Biostatistics Research Group, Department of Health Sciences, University of Leicester, Leicester, UK.
Department of Medical Epidemiology and Biostatistics, Karolinska Institutet, Stockholm, Sweden.
Stat Med. 2021 Nov 30;40(27):6069-6092. doi: 10.1002/sim.9171. Epub 2021 Sep 15.
A commonly reported measure when interested in the survival of cancer patients is relative survival. Relative survival circumvents issues with inaccurate cause of death information by incorporating the expected mortality rates of cancer individuals from population lifetables of the general population. A summary of the cancer population prognosis can be obtained using the marginal relative survival. To explore differences between exposure groups, such as socioeconomic groups, the difference in marginal relative survival between exposed and unexposed can be obtained and under assumptions is interpreted as the average causal effect of exposure to survival.

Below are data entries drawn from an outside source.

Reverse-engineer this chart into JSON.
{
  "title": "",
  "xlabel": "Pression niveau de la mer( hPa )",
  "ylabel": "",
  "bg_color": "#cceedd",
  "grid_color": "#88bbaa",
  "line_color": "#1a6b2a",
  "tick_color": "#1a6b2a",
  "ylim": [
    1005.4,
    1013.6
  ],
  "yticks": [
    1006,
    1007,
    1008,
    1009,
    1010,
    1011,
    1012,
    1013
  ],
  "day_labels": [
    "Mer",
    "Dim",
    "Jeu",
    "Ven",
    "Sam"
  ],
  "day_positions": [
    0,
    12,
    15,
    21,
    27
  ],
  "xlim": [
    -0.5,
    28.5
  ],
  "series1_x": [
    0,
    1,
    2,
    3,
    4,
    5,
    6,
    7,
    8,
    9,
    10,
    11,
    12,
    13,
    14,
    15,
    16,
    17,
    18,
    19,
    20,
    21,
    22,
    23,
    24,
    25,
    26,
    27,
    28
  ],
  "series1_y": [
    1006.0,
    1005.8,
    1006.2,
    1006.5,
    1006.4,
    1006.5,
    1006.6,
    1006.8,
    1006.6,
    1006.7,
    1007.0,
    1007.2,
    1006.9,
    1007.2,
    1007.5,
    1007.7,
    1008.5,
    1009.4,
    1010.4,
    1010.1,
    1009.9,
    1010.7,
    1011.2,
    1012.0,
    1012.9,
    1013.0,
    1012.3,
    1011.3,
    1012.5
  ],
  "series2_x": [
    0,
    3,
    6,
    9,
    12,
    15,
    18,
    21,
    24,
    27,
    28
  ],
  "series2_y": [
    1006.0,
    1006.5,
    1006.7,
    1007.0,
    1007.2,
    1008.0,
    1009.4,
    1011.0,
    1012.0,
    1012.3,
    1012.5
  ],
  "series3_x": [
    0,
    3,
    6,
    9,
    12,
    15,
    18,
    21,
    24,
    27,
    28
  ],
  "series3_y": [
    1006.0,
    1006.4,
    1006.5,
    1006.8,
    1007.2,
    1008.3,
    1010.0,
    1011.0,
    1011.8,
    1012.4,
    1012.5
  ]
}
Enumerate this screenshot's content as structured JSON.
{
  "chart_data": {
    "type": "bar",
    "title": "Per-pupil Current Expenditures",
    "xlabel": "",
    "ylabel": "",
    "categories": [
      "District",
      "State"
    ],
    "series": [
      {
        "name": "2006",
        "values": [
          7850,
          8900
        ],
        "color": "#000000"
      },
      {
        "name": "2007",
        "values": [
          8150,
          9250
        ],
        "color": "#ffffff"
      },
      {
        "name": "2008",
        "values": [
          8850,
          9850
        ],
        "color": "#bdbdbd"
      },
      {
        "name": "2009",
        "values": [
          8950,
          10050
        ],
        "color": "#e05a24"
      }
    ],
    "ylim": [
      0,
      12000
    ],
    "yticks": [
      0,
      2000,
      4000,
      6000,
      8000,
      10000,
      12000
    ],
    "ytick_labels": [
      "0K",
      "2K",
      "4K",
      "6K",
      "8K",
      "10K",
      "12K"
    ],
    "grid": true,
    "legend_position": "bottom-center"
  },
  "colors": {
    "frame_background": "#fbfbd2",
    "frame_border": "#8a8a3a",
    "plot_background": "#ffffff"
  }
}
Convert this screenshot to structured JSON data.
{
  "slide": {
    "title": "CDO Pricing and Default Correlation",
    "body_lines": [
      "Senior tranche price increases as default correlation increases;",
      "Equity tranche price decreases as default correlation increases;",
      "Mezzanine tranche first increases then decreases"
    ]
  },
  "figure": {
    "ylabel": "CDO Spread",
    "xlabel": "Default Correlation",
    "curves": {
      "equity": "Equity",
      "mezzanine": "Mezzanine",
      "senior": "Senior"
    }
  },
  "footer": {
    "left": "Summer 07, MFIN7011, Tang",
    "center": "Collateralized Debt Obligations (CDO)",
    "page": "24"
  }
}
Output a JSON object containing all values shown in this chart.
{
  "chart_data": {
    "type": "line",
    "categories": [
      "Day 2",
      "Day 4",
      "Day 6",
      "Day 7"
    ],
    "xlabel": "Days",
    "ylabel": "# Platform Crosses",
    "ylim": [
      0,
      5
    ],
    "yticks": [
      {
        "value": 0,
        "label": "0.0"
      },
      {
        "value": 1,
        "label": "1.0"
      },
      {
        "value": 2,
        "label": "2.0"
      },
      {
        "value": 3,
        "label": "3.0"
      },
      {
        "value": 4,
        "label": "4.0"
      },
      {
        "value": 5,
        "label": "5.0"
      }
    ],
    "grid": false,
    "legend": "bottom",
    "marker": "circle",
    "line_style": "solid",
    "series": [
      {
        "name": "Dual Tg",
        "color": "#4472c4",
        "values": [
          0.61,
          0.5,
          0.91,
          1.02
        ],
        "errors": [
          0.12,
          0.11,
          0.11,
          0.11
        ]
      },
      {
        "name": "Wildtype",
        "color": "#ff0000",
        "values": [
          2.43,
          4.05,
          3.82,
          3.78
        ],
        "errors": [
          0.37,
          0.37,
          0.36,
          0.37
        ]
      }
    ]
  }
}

In a modeling context, this is usually estimated by applying regression standardization as the average of the individual-specific estimates after fitting a relative survival model. Regression standardization yields an estimator that consistently estimates the causal effect under standard causal inference assumptions and if the relative survival model is correctly specified. We extend inverse probability weighting (IPW) and doubly robust standardization methods in the relative survival framework as additional valuable tools for obtaining average causal effects when correct model specification might not hold for the relative survival model. IPW yields an unbiased estimate of the average causal effect if a correctly specified model has been fitted for the exposure (propensity score) whereas doubly robust standardization requires that at least one of the propensity score model or the relative survival model is correctly specified. An example using data on melanoma is provided and a simulation study is conducted to investigate how sensitive are the methods to model misspecification, including different ways for obtaining standard errors.
当关注癌症患者的生存率时,相对生存率是一种常用的衡量指标。相对生存率通过纳入癌症患者的预期死亡率,从人群生命表中规避了死因信息不准确的问题。通过边际相对生存率可以获得癌症人群预后的总结。为了探索暴露组(如社会经济组)之间的差异,可以获得暴露组和非暴露组之间的边际相对生存率差异,并在假设条件下将其解释为暴露对生存率的平均因果效应。在建模背景下,通常通过应用回归标准化来估计,即在拟合相对生存率模型后,将个体特定估计值的平均值作为回归标准化的估计值。回归标准化产生的估计值在标准因果推理假设下一致估计因果效应,并且如果相对生存率模型正确指定。我们在相对生存率框架中扩展逆概率加权 (IPW) 和双重稳健标准化方法,作为在相对生存率模型可能不正确指定的情况下获得平均因果效应的额外有用工具。如果已经为暴露(倾向评分)拟合了正确指定的模型,IPW 会产生平均因果效应的无偏估计值,而双重稳健标准化要求至少正确指定倾向评分模型或相对生存率模型之一。提供了一个使用黑色素瘤数据的示例,并进行了模拟研究,以调查这些方法对模型误设的敏感性,包括获得标准误差的不同方法。